My question concers the post-problem analysis techniques used to extract reusable patterns from problems, both solved and unsolved. I am considering journalling the complete thought process after each problem-recording how i interpreted constraints(eg n<=2e5 implying O(nlogn) as maximum time complexity), how i classified the problem(greedy,DP,binary search,ad-hoc), and what observations led to the final approach
I would like to ask experienced and high-rated problem solvers:what methods do you use to maximise pattern recognition and long-term retention during post-problem analysis? How do you ensure that insights transfer across problems rather than remain isolated?

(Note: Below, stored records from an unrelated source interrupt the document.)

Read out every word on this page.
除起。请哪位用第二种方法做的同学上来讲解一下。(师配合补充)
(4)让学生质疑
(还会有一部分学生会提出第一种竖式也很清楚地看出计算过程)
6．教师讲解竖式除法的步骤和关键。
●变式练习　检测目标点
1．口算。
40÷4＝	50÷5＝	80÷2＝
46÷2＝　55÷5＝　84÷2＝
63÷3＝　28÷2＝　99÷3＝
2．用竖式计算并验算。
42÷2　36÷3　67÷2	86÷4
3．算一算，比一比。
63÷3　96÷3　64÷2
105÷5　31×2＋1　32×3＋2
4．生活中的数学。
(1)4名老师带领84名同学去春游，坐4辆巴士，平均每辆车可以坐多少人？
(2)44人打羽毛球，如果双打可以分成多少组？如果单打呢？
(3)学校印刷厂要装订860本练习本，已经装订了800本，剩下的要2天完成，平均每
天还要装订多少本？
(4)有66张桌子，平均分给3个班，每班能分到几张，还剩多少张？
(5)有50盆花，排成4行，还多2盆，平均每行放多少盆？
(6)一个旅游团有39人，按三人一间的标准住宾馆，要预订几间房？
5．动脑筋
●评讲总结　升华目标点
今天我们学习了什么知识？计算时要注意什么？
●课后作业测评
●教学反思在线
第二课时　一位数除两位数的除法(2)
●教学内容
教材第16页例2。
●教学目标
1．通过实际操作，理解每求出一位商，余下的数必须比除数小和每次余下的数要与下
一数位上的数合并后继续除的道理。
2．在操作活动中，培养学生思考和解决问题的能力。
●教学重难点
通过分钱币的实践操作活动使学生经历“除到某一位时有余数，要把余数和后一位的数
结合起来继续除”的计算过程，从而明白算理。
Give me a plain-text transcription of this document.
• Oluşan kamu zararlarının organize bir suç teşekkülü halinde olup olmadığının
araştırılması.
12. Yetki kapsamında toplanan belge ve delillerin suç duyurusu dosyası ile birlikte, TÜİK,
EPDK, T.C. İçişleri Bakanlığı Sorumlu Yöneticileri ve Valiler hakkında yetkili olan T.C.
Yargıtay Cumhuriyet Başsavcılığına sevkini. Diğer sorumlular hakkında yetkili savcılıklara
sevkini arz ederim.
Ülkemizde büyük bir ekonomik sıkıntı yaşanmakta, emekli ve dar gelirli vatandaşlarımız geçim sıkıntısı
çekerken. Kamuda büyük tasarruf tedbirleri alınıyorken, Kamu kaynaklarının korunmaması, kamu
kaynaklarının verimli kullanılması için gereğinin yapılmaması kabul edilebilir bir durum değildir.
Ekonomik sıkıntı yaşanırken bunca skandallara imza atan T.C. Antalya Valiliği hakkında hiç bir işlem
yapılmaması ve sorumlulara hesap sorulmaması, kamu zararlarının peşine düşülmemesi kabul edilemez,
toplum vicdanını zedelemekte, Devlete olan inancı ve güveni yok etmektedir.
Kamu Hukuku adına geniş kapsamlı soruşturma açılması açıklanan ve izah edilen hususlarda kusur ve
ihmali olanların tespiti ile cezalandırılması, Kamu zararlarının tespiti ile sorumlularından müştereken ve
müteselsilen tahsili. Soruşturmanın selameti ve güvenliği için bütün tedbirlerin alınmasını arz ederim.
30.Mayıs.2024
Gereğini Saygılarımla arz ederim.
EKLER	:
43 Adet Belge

It can be hard for me to explain my thinking process sometimes, so keep that in mind lol
Looking for patterns on hard problems will get you somewhere. If you know what an algorithm does, what its time complexity is, and its memory complexity, you'll definitely be able to use that knowledge when solving problems (which is quite obvious). But, trying to look for patterns in the problems won't help you solve every problem, or most harder problems IMO. Usually, I keep thinking of possible solutions that can become optimal solutions. Some of these ideas work, some don't. If you can, draw something. Don't think inside your head.
For "long-term retention," for me, I just kinda remember it. Bad answer to your question, but we don't necessarily try to remember a question for a long time. Again, not a great answer, but I can't really answer it differently.
Hope this helps!
Appreciate the response. I agree-exploring ideas helps more than forcing patters, and sometimes the useful insights tend to stick without trying to memorise them.